Cisco corrige une faille d’authentification déjà exploitée dans son moteur de contrôle d’accès ISE
Le 16 septembre 2026, Cisco publie une salve de correctifs pour Identity Services Engine, dont CVE-2026-76460, un contournement d’authentification à CVSS 10,0 déjà exploité qui peut donner les privilèges root. Mettez ISE à jour immédiatement et restreignez le plan de gestion par ACL en attendant.
16 septembre 2026. Cisco publie une salve d’avis de sécurité consacrés à Identity Services Engine (ISE), le moteur de contrôle d’accès qui décide qui a le droit d’entrer sur le réseau. Le même jour. Le constructeur confirme qu’au moins une des failles corrigées est déjà exploitée dans la nature : CVE-2026-76460, un contournement d’authentification à CVSS 10,0. Septembre 2026. Une release de durcissement issue d’un audit interne — mené avec l’appui de modèles d’IA — regroupe six autres vulnérabilités. Pourquoi c’est important : contourner l’authentification d’ISE, c’est contourner la porte elle-même.
ISE, la porte du réseau
ISE n’est ni un pare-feu ni un routeur. C’est l’appareil qui applique les politiques d’accès au réseau : il négocie le 802.1X, répond aux requêtes RADIUS et TACACS+, profile les terminaux et décide, par VLAN ou par ACL, ce qu’un poste a le droit de toucher une fois branché. Dans les grandes organisations, c’est lui qui transforme une prise murale en un accès contrôlé plutôt qu’en un accès libre.

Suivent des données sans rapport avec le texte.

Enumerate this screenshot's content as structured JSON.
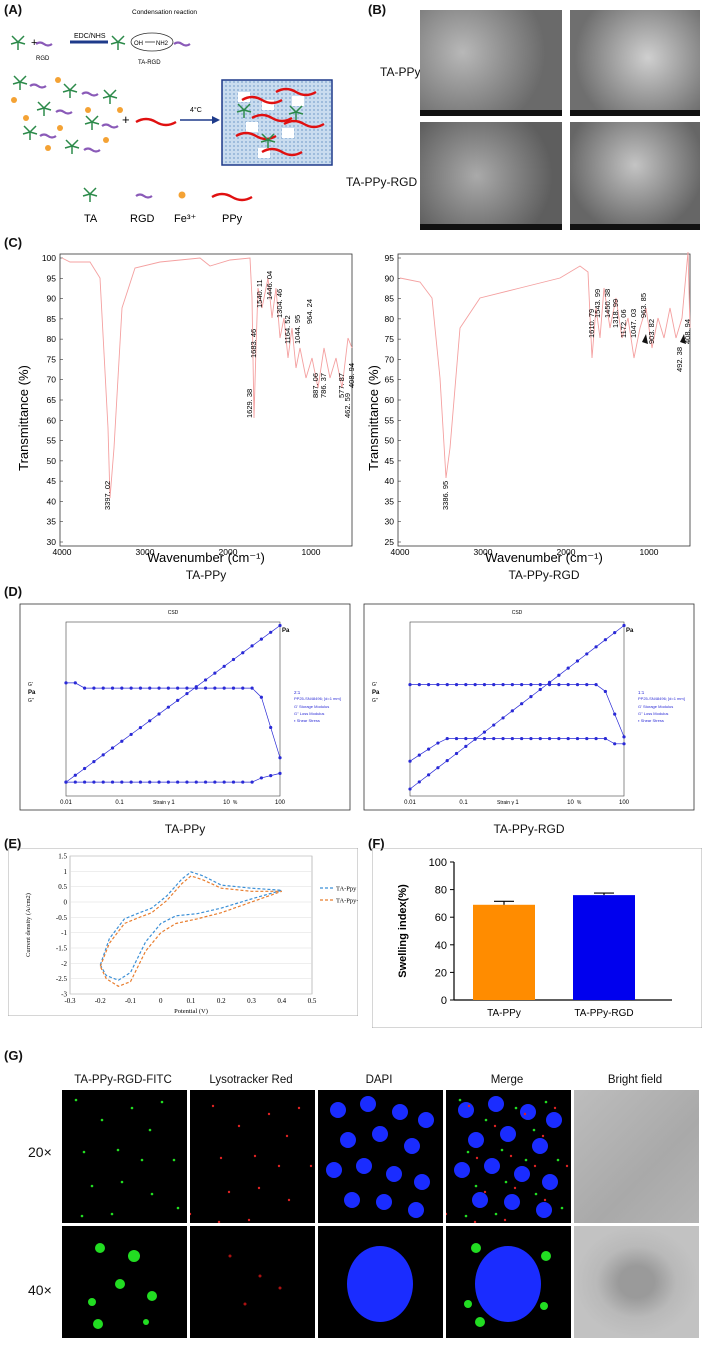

Cette position en fait une cible d’une valeur particulière. Un attaquant qui exécute du code sur ISE ne compromet pas un serveur parmi d’autres : il compromet la machine qui délivre les autorisations. De là, il peut créer des comptes, abaisser des politiques, exfiltrer les journaux d’authentification — et, surtout, rester discret en s’accordant lui-même un accès légitime au réseau. C’est la différence entre un point de pivot ordinaire et un crown jewel : on ne l’atteint pas pour ce qu’il contient, mais pour ce qu’il commande.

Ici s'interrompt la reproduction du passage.